It’s a long time since I qualified as an Aeronautical Engineer and worked on Tornadoes, Hawks and Harriers, and I’m still a sucker for plane-spotting – civil or military.
At a time when civil aircraft are all increasingly scale-efficient clones of each other, and air-travel a non-PC chore, driven by eco-econo-geo-political considerations, it’s a wow to see the F22 raptor perform (here at Farnborough). A bit of creative freedom, even if it is equally non-PC to be a fan of a military fighting machine. Engineering – rooted in ingenuity – is the built world of humanity, and aero-engineering provides many fine examples of that art and craft.
[2021 Note: Even BBC suffering link rot after 13 years. Not sure where that video has gone.]

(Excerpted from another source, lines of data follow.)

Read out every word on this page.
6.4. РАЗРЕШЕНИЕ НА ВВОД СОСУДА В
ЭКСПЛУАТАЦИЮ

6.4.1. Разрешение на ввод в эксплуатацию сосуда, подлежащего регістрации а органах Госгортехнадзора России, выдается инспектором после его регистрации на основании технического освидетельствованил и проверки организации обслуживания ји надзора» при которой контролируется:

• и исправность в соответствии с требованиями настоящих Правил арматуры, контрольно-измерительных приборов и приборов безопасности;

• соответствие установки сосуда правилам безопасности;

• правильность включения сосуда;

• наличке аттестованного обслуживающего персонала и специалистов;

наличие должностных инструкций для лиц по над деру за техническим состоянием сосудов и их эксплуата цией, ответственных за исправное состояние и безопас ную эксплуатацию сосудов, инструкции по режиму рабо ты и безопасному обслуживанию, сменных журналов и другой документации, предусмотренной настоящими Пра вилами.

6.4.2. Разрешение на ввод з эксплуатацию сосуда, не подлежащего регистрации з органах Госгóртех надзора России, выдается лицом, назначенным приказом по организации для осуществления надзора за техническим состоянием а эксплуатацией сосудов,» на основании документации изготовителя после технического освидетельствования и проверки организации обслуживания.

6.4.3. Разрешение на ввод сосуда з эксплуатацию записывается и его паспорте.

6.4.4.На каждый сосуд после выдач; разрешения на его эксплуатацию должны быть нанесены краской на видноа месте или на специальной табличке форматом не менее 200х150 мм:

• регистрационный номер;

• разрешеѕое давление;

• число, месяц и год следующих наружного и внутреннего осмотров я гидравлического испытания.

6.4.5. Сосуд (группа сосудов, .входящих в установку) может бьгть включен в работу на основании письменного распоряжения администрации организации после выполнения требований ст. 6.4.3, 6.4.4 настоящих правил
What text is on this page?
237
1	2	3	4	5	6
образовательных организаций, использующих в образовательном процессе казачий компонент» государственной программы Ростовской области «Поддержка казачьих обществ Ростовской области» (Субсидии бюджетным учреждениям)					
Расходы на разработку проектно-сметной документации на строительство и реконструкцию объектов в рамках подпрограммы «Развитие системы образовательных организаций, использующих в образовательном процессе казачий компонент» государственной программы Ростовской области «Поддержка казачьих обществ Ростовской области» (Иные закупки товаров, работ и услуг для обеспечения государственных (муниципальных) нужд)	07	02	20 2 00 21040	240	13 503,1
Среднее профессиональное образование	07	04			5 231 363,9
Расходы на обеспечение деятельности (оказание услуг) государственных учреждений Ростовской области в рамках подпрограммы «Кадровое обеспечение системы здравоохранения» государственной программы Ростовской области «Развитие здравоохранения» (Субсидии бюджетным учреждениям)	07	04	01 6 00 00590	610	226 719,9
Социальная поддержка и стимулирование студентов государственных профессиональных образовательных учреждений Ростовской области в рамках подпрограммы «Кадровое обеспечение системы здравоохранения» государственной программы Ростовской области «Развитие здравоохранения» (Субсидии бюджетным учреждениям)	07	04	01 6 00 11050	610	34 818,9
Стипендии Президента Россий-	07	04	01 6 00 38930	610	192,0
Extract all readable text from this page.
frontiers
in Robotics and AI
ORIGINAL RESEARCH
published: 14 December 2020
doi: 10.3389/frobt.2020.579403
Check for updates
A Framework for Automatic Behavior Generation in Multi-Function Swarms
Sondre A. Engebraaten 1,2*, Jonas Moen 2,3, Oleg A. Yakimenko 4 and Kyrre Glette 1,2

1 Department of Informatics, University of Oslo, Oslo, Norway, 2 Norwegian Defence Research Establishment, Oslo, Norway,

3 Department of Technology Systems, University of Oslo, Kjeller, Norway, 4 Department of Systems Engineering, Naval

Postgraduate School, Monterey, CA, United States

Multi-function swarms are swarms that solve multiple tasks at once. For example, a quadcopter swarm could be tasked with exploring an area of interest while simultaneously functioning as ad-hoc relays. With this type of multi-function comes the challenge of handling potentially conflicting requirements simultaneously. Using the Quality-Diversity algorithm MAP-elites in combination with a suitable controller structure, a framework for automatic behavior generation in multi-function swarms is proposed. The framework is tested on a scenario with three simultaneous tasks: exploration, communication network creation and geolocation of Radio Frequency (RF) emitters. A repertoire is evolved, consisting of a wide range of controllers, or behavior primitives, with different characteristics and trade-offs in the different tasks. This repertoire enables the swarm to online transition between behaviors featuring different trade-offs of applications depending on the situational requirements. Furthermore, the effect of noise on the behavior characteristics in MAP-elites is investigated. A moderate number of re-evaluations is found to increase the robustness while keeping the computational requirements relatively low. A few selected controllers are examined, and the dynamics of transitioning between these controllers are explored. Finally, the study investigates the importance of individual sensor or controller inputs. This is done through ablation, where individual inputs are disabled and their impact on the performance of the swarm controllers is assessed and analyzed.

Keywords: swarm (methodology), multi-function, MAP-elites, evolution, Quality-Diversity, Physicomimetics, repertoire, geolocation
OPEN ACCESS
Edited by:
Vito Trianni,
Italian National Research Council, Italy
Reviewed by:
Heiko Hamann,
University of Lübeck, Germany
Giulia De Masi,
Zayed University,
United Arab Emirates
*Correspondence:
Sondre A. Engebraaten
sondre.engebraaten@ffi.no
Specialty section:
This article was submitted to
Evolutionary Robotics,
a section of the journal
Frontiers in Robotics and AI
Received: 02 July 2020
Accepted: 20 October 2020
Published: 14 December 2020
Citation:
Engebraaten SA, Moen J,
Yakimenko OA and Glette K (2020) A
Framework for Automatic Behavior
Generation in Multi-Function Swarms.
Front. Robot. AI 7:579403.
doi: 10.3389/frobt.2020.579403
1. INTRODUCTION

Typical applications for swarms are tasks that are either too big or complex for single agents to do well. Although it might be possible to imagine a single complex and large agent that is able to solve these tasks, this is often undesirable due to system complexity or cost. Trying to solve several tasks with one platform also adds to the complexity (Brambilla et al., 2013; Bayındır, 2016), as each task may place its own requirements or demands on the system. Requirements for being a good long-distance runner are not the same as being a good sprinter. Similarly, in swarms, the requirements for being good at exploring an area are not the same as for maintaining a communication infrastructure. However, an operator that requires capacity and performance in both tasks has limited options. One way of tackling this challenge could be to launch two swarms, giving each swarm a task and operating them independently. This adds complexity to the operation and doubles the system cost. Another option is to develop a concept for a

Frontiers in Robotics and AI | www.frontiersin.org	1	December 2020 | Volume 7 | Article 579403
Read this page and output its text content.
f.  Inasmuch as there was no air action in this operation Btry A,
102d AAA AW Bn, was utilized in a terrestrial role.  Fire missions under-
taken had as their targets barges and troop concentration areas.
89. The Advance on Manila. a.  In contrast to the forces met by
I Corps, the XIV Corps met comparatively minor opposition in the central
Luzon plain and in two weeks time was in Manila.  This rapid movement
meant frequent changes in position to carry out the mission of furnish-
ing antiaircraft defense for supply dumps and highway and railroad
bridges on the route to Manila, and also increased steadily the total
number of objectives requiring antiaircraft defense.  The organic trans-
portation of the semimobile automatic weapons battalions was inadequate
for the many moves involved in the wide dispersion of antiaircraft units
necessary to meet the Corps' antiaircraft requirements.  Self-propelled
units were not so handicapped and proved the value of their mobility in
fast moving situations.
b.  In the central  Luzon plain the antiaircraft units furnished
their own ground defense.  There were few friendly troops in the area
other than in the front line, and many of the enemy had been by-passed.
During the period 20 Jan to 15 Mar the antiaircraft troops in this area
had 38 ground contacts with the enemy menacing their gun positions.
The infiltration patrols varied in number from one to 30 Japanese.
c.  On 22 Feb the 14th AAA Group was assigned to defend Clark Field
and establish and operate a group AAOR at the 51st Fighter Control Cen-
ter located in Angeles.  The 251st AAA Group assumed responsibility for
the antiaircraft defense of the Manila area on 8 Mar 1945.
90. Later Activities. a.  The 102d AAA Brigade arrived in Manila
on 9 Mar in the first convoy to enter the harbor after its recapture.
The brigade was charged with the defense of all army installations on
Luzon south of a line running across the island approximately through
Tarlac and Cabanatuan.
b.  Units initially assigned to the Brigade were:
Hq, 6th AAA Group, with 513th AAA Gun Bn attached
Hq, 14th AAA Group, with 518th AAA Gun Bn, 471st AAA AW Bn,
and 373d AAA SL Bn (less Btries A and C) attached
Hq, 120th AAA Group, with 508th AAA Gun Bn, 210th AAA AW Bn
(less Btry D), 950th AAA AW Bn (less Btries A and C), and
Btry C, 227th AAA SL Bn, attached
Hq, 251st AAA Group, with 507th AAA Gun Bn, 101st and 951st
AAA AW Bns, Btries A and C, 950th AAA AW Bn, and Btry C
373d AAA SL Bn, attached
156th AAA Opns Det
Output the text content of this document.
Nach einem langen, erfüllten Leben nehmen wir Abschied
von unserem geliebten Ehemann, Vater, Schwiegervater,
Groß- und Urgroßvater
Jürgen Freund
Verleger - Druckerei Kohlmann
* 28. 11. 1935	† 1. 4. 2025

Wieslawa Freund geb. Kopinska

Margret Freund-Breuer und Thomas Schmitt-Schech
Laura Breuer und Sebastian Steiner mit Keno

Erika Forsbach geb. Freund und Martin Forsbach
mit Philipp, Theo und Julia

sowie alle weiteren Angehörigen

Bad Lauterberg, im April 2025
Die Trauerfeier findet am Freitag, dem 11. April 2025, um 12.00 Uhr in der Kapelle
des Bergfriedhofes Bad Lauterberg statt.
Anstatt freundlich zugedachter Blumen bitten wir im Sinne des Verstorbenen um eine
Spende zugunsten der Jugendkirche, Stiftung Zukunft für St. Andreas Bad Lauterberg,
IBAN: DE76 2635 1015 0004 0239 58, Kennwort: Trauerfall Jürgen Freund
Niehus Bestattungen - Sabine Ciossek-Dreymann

The display video opens (very briefly) then later an extended sequence (at about 2mins 50) with some amazing slow speed manoevres – you have to keep your eyes on the cloud texture to see which direction the machine is actually moving – tumbling like a snowflake, as the caption says. Clever stuff. I may have to add the F22 to my list of favourite flying machines – F6-Lightning (EE/BAC), F4-Phantom, Mig-23, Harrier, A10-Thunderbolt, F14-Tomcat, and now the F22-Raptor.
[Post Note: Aircraft page started here … never to be completed.]
[Post Note: Interesting also how variations on Navier-Stokes has become a recurring topic.]